The US government has labelled Guinea-Bissau Africa’s first narco-state. In 2013, it gained a global reputation of being a major transit hub for cocaine from Latin America to Europe and North America, according to the UN Office on Drugs and Crime (UNODC).

The drug trafficking cartel operating in Guinea Bissau is sometimes connected to top-ranking army individuals because of their influence in the country since Independence in 1974. The country has since then been plagued by coups and political unrest.

In August 2021, the US State Department announced a reward of up to $5 million for information leading to the arrest and or conviction of Guinea-Bissau national Antonio Indjai, a former head of the country’s armed forces. A former army general, he has been the subject of a United Nations travel ban since May 2012, “as a result of his participation in an April 2012 coup d’état in Guinea-Bissau,” according to a public dossier on him.

Osvaldo Bango, a political analyst on Lusophone Africa based in Luanda, Angola said that in Guinea Bissau, the drugs networks are heavily connected to the country’s political elites to an extent that they are the only political players and control the army, and those who oppose them are ejected from the power circles. “Electoral campaigns, coups and even instability are sponsored by drug trafficking,” he added.

The first coup d'état in 1980 was bloodless. Nino Vieira, a chief commissioner, equivalent to a prime minister, overthrew president Luís Cabral.

But Vieira´s 18-year regime was haunted by four military coups d'état, army subversions, resulting in assassinations and arbitrary arrests.

In 1999 Vieira was deposed by Brig Ansumane Mané, and later President Kumba Lalá was overthrown by the army.

Then Ecowas executive secretary Mohammed Ibn Chambas publicly said they would probe the possible role of drug cartels in the death of President Vieira and that of the country´s army chief of staff, Gen Batista Tagme na Waie.

Mr Chambas then claimed that Guinea-Bissau was a known transport hub for drug trafficking.
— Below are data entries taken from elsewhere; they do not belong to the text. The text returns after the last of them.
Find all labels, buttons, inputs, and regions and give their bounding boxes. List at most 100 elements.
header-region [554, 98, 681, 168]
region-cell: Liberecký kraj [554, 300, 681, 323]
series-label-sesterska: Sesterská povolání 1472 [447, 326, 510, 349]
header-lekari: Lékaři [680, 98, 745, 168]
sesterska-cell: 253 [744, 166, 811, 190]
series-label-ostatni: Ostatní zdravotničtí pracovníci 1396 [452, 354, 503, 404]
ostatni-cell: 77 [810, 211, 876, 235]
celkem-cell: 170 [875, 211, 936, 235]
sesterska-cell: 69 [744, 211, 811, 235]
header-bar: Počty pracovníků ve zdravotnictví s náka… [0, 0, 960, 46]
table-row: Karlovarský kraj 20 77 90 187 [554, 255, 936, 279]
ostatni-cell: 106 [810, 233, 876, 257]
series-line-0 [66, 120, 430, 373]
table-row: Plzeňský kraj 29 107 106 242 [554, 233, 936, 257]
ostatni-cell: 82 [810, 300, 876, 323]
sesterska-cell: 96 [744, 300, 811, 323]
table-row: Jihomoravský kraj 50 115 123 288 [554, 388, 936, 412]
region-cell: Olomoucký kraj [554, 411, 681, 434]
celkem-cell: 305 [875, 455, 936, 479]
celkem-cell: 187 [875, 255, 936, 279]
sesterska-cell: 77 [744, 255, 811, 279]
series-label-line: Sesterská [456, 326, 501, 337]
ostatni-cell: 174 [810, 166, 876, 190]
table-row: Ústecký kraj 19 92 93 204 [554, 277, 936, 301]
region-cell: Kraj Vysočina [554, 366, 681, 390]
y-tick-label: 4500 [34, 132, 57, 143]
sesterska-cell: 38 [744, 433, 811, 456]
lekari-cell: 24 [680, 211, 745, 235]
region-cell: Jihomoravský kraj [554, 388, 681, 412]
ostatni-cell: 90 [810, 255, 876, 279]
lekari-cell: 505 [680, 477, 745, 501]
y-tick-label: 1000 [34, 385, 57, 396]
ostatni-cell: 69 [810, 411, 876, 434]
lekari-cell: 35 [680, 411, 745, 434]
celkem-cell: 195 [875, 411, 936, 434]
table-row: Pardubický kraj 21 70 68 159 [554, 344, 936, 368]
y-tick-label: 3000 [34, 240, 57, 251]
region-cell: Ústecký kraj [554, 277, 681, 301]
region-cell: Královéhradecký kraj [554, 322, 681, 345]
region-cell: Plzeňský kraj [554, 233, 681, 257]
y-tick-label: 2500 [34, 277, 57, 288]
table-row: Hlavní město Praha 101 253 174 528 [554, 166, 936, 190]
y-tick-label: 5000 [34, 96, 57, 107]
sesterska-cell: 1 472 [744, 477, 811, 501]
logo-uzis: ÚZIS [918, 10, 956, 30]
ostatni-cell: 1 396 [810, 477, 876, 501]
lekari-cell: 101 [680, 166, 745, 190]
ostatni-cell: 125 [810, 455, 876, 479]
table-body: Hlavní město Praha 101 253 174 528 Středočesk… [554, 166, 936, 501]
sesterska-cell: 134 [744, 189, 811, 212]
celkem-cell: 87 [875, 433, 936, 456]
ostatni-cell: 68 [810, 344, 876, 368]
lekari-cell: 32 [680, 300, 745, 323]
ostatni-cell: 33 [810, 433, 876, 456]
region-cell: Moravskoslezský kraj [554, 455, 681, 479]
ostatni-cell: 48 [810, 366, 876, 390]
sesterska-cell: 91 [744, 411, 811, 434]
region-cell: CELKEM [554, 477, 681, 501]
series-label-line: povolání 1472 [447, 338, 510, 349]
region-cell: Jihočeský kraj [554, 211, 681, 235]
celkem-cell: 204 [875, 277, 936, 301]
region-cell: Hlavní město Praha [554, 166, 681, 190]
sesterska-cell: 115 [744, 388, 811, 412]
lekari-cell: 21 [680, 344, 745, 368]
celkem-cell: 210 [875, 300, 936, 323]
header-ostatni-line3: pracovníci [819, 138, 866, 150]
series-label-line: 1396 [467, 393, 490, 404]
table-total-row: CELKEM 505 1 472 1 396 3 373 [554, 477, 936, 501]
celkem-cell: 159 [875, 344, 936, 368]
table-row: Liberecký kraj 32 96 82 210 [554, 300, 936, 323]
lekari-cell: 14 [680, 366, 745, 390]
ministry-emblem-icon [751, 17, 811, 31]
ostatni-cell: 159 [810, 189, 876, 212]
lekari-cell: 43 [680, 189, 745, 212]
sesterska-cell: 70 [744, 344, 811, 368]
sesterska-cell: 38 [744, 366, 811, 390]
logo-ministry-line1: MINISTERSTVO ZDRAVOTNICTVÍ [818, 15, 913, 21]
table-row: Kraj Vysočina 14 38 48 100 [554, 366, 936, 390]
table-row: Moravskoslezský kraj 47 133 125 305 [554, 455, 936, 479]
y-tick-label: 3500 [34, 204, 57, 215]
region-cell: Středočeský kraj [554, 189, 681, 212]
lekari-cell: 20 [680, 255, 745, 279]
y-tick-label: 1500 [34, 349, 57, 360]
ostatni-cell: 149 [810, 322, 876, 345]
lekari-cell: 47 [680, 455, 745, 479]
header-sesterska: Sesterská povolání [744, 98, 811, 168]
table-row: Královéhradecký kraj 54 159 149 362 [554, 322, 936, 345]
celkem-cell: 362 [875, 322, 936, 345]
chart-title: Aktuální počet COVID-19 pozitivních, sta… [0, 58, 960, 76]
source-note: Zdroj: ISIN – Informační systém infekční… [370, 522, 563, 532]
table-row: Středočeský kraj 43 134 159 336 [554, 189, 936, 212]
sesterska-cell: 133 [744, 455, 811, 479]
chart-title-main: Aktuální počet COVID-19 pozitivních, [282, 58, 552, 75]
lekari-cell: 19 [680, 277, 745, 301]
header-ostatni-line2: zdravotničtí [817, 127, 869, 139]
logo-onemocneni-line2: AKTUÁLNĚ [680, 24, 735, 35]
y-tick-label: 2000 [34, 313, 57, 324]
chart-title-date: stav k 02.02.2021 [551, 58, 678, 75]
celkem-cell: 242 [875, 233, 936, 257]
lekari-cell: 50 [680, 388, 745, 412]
But the matter was never pursued, probably because the country stabilised after the 2012 coup, the last before this week’s attempt.

In September 2019, the country had the largest drug bust, of 1.8 tonnes of cocaine hidden in sacks of rice. The main opposition party leader Domingos Simões Pereira launched a scathing attack on the government, accusing it of facilitating drug trafficking.

"There are networks which certainly protect drug trafficking, but they are also quite courageous elements within the judicial police and within the political system who have stood up to drug trafficking," said Mark Shaw, co-author of a report titled ‘Breaking the vicious cycle: cocaine politics in Guinea-Bissau’, in an interview with the BBC, after the incident.

President Embaló, who came to power in February 2020 promised to restore the state authority in the country and stop drug trafficking. But going by the country’s recent history, it will not be easy.

“President Embaló is very intelligent and has vast experience”, Mr Bango said.